With a wink, Menzel made the choice of images for the picture sheet. One person immortalises himself in the trunk of a beech tree. You can see a lady hurrying back across the yard to the guesthouse from the secret little place (as was common practice well after the Second World War). Meanwhile, the chickens are scratching around on the dung heap, and Menzel hid no fewer than four cats in this picture. With a social eye, he also added an image of the basket women and cart pushers, who belonged to the Harz scenery just as much as the spruces and the mountainous ravines, and of course once again the nieces and nephews, delighted by the flock of geese. At the bottom left, he also shows a glimpse of the sophisticated spa life in the bathing and inn complex of Juliushall. The company has settled down, sheltered from sun or rain. Snacks were served, and the band played every Sunday. Nature was merely the backdrop for this world transplanted here from the city. By the way: the promenade hall of the brine bath in Juliushall, which can still be admired today, is not visible here; it was only built in 1898, thirty years after Adolph Menzel’s stay.

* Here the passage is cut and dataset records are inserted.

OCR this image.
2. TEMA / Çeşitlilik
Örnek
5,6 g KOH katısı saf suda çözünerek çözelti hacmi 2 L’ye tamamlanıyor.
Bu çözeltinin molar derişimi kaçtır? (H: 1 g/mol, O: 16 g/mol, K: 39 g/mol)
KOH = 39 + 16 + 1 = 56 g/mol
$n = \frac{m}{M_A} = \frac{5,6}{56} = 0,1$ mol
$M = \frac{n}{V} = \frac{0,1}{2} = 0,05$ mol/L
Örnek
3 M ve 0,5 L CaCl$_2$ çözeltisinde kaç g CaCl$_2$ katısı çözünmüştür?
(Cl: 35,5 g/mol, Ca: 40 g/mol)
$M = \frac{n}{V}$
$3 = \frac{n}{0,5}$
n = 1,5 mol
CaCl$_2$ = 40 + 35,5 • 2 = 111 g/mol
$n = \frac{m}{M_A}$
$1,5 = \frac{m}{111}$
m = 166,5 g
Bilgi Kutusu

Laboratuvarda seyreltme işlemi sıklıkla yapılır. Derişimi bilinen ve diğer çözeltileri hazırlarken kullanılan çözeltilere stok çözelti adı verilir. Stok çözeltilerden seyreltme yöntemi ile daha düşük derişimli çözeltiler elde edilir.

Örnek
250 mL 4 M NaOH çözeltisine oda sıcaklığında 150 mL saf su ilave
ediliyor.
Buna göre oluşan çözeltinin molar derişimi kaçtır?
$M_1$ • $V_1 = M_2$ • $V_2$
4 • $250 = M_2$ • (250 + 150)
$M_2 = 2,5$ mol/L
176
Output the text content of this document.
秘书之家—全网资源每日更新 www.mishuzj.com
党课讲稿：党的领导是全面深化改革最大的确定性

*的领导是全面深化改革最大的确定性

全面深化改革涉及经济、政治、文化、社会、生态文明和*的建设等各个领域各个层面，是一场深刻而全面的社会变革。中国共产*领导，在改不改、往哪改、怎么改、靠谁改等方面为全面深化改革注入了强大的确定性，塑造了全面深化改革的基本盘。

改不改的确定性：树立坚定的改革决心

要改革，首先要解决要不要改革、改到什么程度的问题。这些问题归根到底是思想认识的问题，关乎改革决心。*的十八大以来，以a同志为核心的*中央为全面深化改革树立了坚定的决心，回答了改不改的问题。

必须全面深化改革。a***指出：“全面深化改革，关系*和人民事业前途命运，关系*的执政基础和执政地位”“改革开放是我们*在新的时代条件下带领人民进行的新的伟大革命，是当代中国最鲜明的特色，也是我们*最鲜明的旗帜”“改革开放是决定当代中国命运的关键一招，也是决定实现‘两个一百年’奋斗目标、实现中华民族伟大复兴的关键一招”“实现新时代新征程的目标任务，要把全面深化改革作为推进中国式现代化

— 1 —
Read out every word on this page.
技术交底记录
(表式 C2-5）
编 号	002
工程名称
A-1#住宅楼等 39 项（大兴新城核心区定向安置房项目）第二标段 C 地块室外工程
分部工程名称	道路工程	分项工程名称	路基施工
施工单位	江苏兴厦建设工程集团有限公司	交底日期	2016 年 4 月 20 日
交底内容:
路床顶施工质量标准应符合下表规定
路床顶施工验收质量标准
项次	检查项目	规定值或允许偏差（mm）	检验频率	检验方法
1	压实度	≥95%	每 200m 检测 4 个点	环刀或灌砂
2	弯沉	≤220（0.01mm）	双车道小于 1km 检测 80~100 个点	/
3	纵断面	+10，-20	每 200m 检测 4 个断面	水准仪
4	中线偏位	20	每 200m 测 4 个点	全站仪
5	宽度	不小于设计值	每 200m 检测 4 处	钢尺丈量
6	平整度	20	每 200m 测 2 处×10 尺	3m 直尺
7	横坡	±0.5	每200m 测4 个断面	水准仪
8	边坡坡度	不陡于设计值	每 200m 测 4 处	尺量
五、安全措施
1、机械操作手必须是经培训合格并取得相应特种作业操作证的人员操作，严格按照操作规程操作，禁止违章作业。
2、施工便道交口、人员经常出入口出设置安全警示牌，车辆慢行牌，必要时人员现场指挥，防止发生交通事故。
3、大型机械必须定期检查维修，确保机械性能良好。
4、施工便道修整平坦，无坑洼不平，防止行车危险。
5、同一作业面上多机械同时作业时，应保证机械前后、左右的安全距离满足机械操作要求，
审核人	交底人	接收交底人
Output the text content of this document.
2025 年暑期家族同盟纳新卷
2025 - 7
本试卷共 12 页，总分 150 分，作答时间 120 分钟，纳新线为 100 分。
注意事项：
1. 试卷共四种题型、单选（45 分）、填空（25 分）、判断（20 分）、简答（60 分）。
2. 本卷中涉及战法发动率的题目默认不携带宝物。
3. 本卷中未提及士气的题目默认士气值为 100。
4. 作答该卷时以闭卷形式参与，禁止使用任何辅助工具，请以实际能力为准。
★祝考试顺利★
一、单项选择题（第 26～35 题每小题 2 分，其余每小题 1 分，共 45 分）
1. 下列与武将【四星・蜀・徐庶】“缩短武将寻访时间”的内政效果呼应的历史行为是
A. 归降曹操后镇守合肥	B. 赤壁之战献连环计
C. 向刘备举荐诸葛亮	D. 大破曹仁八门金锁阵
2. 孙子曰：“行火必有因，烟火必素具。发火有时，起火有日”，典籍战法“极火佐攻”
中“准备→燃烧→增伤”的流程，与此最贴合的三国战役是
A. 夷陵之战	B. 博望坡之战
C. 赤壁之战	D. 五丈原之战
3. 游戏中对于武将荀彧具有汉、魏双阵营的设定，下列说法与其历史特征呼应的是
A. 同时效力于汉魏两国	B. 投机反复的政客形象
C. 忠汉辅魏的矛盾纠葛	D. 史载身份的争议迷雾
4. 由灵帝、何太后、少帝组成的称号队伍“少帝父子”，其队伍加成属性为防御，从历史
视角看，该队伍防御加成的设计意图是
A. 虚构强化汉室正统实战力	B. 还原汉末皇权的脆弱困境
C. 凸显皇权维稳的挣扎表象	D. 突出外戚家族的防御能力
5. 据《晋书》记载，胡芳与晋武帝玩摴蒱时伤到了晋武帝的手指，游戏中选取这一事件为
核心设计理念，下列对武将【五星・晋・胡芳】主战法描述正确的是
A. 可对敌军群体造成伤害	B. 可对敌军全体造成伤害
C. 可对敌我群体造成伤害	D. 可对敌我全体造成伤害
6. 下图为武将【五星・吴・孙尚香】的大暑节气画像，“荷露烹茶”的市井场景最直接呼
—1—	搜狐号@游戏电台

When holidays didn’t yet exist

Menzel didn’t know the word “holiday” yet; it wasn’t until around 1900 that the term was established as a legally granted permission (holiday) for rest. Three to six days. Menzel said “summer retreat” and used that as the title for his picture sheet. In fact, he was always drawing, so he was working here as well. The Stuttgart publisher Gustav Weise released six motifs from his numerous sketches as a picture sheet. Menzel’s name had become a selling point. But this also shows that Menzel didn’t despise the printmaking of his youth, even as an older painter. A picture sheet had a high print run, cost one penny, two if coloured. Such a picture could be pinned to the walls of a living room, gather dust and fade for decades, yet still awaken a longing for a summer retreat in everyone who couldn’t (yet) afford it.